Mir had to struggle within the system, outside the system and in the home to be a sportsperson. She started her career in Kashmir in the 1990s when guns were blazing from all sides. It was not easy for anyone to step out of home. For her, it has been a long fight to be out of her home, to be in tracksuit and to be in a kayak, to practice daily. “It has been a tough journey and I sailed through it but the battle is not over,” says Mir.
Her passion for the sport began accidentally.
She was studying in the 5th grade at a school in Barbarshah locality of Srinagar when a friend asked her to come along with her for kayaking at Nehru Park in Dal Lake, around 2 km from her school. As she watched her friend into a kayak, the water sports coach there told her to either step in a kayak or leave the place. “He said he didn’t like anyone watching the game from the shore,” Mir says. Waiting for her friend in the garden was not easy for her as she was in school uniform, so she preferred to play ball. During the hour-long session, she fell off the kayak around 40 times.

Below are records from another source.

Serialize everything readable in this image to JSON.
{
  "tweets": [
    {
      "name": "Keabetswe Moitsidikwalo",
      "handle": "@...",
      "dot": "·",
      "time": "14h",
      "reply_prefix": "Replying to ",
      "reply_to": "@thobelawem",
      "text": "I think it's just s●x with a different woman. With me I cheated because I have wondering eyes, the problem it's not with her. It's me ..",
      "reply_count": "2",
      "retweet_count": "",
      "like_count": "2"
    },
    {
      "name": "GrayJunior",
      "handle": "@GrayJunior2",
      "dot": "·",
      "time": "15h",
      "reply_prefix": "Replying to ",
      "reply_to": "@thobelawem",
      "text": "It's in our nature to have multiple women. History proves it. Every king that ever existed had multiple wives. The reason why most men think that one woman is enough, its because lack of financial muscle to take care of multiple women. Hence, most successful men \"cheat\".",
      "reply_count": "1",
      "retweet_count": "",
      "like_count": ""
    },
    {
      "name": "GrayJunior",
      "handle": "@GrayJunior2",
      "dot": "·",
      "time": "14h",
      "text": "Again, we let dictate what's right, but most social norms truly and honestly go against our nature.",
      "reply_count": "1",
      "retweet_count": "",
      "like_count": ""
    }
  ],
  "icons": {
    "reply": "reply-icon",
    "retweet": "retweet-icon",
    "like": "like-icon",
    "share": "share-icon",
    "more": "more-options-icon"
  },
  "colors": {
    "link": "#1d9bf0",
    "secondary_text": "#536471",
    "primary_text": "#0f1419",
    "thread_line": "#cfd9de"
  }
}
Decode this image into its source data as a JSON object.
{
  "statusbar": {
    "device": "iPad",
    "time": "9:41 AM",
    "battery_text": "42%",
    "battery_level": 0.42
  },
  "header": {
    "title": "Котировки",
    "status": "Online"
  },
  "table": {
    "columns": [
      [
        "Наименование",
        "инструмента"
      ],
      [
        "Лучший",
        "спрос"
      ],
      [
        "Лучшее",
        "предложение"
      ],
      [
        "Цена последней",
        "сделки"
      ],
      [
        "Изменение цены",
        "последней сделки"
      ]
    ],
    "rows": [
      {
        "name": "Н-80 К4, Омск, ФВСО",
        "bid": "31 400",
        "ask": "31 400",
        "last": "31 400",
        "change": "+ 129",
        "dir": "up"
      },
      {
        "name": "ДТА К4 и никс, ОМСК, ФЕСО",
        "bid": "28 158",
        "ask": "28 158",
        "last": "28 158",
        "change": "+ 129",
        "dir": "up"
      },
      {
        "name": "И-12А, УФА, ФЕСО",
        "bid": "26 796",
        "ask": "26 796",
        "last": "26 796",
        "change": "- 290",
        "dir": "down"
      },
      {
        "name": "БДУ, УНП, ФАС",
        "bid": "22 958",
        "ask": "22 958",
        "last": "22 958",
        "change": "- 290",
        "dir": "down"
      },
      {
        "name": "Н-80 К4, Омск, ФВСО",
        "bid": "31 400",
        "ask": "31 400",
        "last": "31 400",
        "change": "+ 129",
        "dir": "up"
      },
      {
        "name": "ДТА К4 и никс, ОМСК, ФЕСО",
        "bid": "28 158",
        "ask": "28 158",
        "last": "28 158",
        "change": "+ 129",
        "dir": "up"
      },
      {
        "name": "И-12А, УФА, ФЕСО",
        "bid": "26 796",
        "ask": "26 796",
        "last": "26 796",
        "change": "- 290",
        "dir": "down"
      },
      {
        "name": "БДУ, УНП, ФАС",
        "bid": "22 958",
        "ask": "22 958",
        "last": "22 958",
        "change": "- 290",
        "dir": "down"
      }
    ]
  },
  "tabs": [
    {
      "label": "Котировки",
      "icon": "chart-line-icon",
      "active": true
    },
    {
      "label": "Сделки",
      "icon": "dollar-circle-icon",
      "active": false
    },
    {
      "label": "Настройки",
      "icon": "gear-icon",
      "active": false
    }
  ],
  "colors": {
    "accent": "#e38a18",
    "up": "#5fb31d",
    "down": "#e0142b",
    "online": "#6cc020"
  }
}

“Though my parents told me to behave like a girl, I hated the idea. The next day, I bunked classes to join training and it became a routine,” she says. When her parents came to know that she was bunking classes for ‘boat sports’, “they put immense emotional pressure on her”. She thought it was over.
To make matters worse, the neighbours started whispering about her, while relatives began ranting to her mother about her child going ‘wayward’. “Those initial years of training and learning were stressful and I cried many times. I couldn’t explain it to my parents that people always wag their tongues. So be it if they do talk about me,” Mir says, with a tinge of sadness. Somehow, she managed to convince her mother that she was on the right track and would do well in the sport. With her mother on her side, she began going for training sessions regularly and even brought a kayak paddle home.

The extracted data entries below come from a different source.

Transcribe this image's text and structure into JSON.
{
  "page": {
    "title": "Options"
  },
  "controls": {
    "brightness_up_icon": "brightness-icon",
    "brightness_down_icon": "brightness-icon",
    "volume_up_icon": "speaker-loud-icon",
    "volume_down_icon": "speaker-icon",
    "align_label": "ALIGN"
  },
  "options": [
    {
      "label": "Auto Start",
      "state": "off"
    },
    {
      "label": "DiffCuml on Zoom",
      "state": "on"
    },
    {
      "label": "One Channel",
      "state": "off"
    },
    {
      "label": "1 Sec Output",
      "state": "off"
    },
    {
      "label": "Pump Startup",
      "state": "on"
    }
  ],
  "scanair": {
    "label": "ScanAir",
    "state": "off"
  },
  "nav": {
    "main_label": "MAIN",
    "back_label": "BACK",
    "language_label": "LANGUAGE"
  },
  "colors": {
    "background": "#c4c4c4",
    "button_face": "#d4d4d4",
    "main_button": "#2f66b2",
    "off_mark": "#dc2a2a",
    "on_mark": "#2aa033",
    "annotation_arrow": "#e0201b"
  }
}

She devised her own coping strategy to beat prying eyes. She would hide the paddle under her pheran, a long Kashmiri attire worn in winters, when going out for training. “At times, I wouldn’t bring the paddle home and keep it at a friend’s home. This is how life has been,” Mir says, leaning back in her chair in her office.
Those days, she says, all but three girls were into water sports. “Two of them left in a few years and I was the only one who persisted. It was my passion and support from my mother that helped me to move on,” she says. Things began to change when she won a water sports tournament in Jammu and Kashmir in 1998. Four years later, she was selected to represent the state for the national competition in Hyderabad. After that, there was no looking back for her.

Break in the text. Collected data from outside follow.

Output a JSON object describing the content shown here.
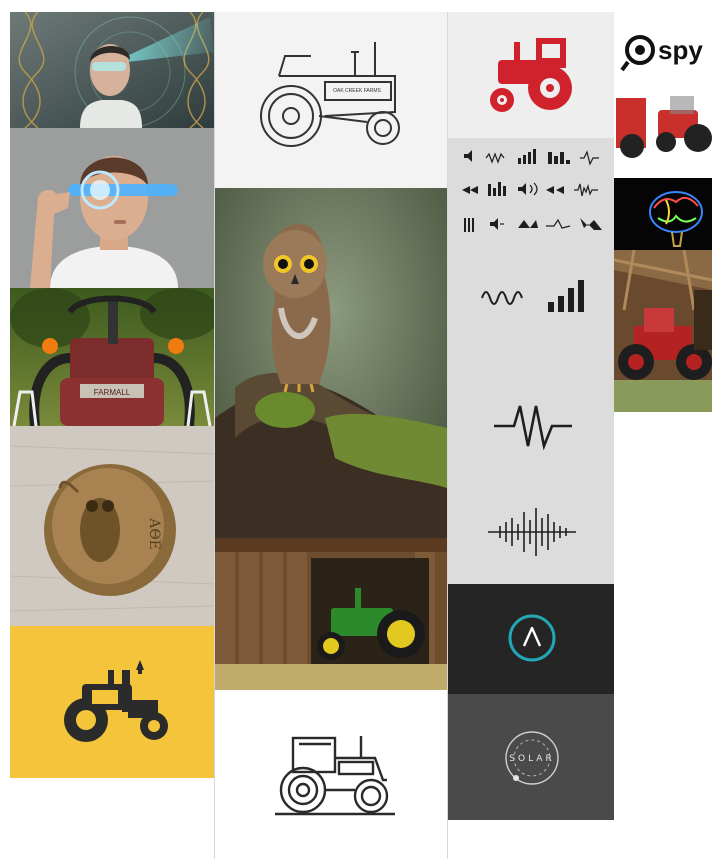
{
  "tiles": [
    {
      "id": "vr-man-hologram",
      "icon": "vr-man-icon"
    },
    {
      "id": "man-smart-glasses",
      "icon": "smart-glasses-icon"
    },
    {
      "id": "red-tractor-photo",
      "icon": "tractor-photo-icon",
      "text": "FARMALL"
    },
    {
      "id": "owl-coin",
      "icon": "owl-coin-icon",
      "text": "ΑΘΕ"
    },
    {
      "id": "yellow-tractor-logo",
      "icon": "tractor-icon",
      "color": "#F4C43A"
    },
    {
      "id": "tractor-line-drawing",
      "icon": "tractor-outline-icon"
    },
    {
      "id": "owl-photo",
      "icon": "owl-icon"
    },
    {
      "id": "green-tractor-barn",
      "icon": "barn-tractor-icon"
    },
    {
      "id": "tractor-outline-logo",
      "icon": "tractor-outline-icon"
    },
    {
      "id": "red-tractor-illustration",
      "icon": "tractor-icon",
      "color": "#D0222C"
    },
    {
      "id": "audio-wave-icons",
      "icon": "sound-wave-icon"
    },
    {
      "id": "circle-a-logo",
      "icon": "circle-a-icon",
      "color": "#22A7B5"
    },
    {
      "id": "solar-logo",
      "icon": "solar-logo-icon",
      "text": "SOLAR"
    },
    {
      "id": "spy-tractor-ad",
      "icon": "spy-logo-icon",
      "text": "spy"
    },
    {
      "id": "neon-brain",
      "icon": "brain-icon"
    },
    {
      "id": "red-tractor-shed",
      "icon": "shed-tractor-icon"
    }
  ],
  "texts": {
    "spy_logo": "spy",
    "solar_logo": "SOLAR",
    "coin_letters": "ΑΘΕ",
    "tractor_badge": "FARMALL",
    "drawing_hood_text": "OAK CREEK FARMS"
  },
  "colors": {
    "yellow": "#F4C43A",
    "red_tractor": "#D0222C",
    "teal": "#22A7B5",
    "dark_tile": "#252525",
    "gray_tile": "#4a4a4a",
    "icon_bg": "#dcdcdc"
  }
}
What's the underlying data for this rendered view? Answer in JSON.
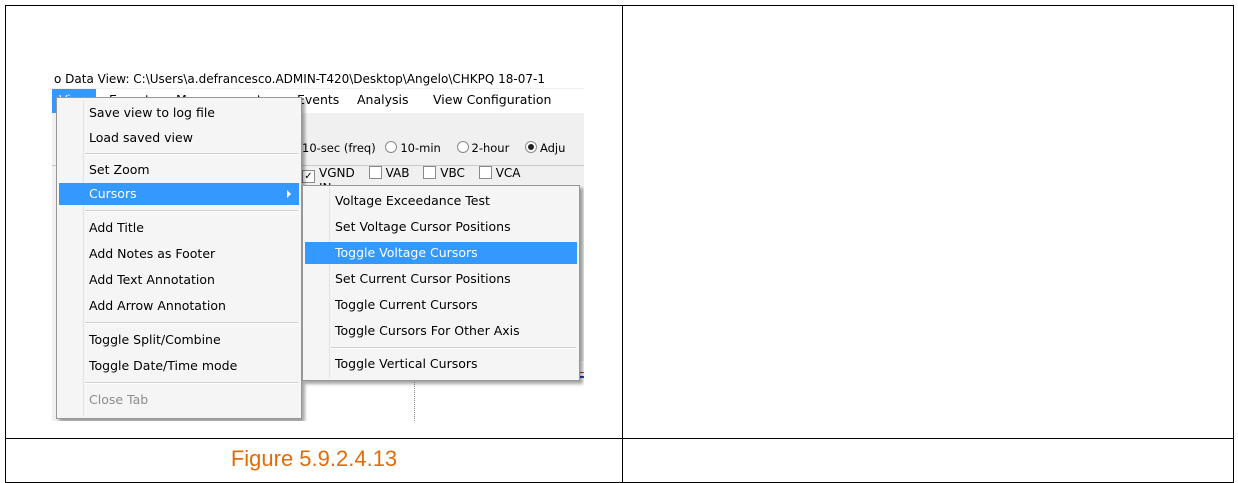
{
  "window": {
    "title": "o Data View: C:\\Users\\a.defrancesco.ADMIN-T420\\Desktop\\Angelo\\CHKPQ 18-07-1"
  },
  "menubar": {
    "items": [
      "View",
      "Export",
      "Measurements",
      "Events",
      "Analysis",
      "View Configuration"
    ]
  },
  "background": {
    "radios": [
      "10-sec (freq)",
      "10-min",
      "2-hour",
      "Adju"
    ],
    "checks": [
      "VGND",
      "VAB",
      "VBC",
      "VCA"
    ],
    "check_next": "IN"
  },
  "view_menu": {
    "items": [
      "Save view to log file",
      "Load saved view",
      "Set Zoom",
      "Cursors",
      "Add Title",
      "Add Notes as Footer",
      "Add Text Annotation",
      "Add Arrow Annotation",
      "Toggle Split/Combine",
      "Toggle Date/Time mode",
      "Close Tab"
    ]
  },
  "cursors_menu": {
    "items": [
      "Voltage Exceedance Test",
      "Set Voltage Cursor Positions",
      "Toggle Voltage Cursors",
      "Set Current Cursor Positions",
      "Toggle Current Cursors",
      "Toggle Cursors For Other Axis",
      "Toggle Vertical Cursors"
    ]
  },
  "caption": "Figure 5.9.2.4.13",
  "colors": {
    "highlight": "#3399ff",
    "caption": "#e36c09"
  }
}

She is at the centre of water sports in Jammu and Kashmir, wearing several hats; she represented India in the ICF Sprint World Cup in Hungary in 2009, coached the Indian canoe teams from 2010 to 2015 and officiated as a judge in the 2018 Asian Games. She now heads the Jammu and Kashmir Water Sports Council as director of water sports, training around 200 girls in the sport.
She simultaneously pursued her studies and has a bachelor’s degree in Arts from Kashmir University. “Like every other parent in Kashmir, my parents too wanted me to become a doctor or an engineer. But I chose Arts to get enough time to devote to the sport,” she says. She also did a master’s degree in Education and has a diploma in water sports from Budapest, Hungary. When she began way back in 1998, there was no infrastructure available for water sports, except for a few boats. But things have changed for the better now as the government is providing the best equipment and other facilities to the water sports department.
Mir, however, says there is a need to improve sports standards in schools and universities. “In foreign countries Olympians do not come from sports academies. They come from universities and schools, as sports get priority there during schooling, when children are at the right age to learn and practise,” she adds.
Knowing well that there is no sports infrastructure available, Mir visits schools and colleges across the Valley to recruit children. “We go for a talent hunt and we do indoor rowing competitions for children,” she says. As various sports activities have been picking up across Kashmir in the past two decades, water sports among girls is also gaining popularity. “I have observed that a number of children who come for water sports are from poor families. We don’t have sports hostels to provide them food and sports facilities, even as they pursue their studies,” Mir says. “If we dream big, we must have a roadmap for Asian Games medals and that will only come when we have sports infrastructure and a sports culture in our schools,” she avers.
In the freezing winters, when the temperature in Kashmir dips to minus 6 degrees, Mir practises around 15–20 km everyday in Dal Lake. For her to be in the water is a lifeline. “I think I have some spiritual connection with water. I cannot live without being in the water,” says Mir.
When she started water sports, she says, it was looked down upon. “But I had a dream that I wanted the best sports centre to be made in Kashmir, so that our future generation does not face problems as we did. That’s why I came back to Kashmir from abroad. I could’ve stayed back as I had played the World Cup and had many opportunities there.”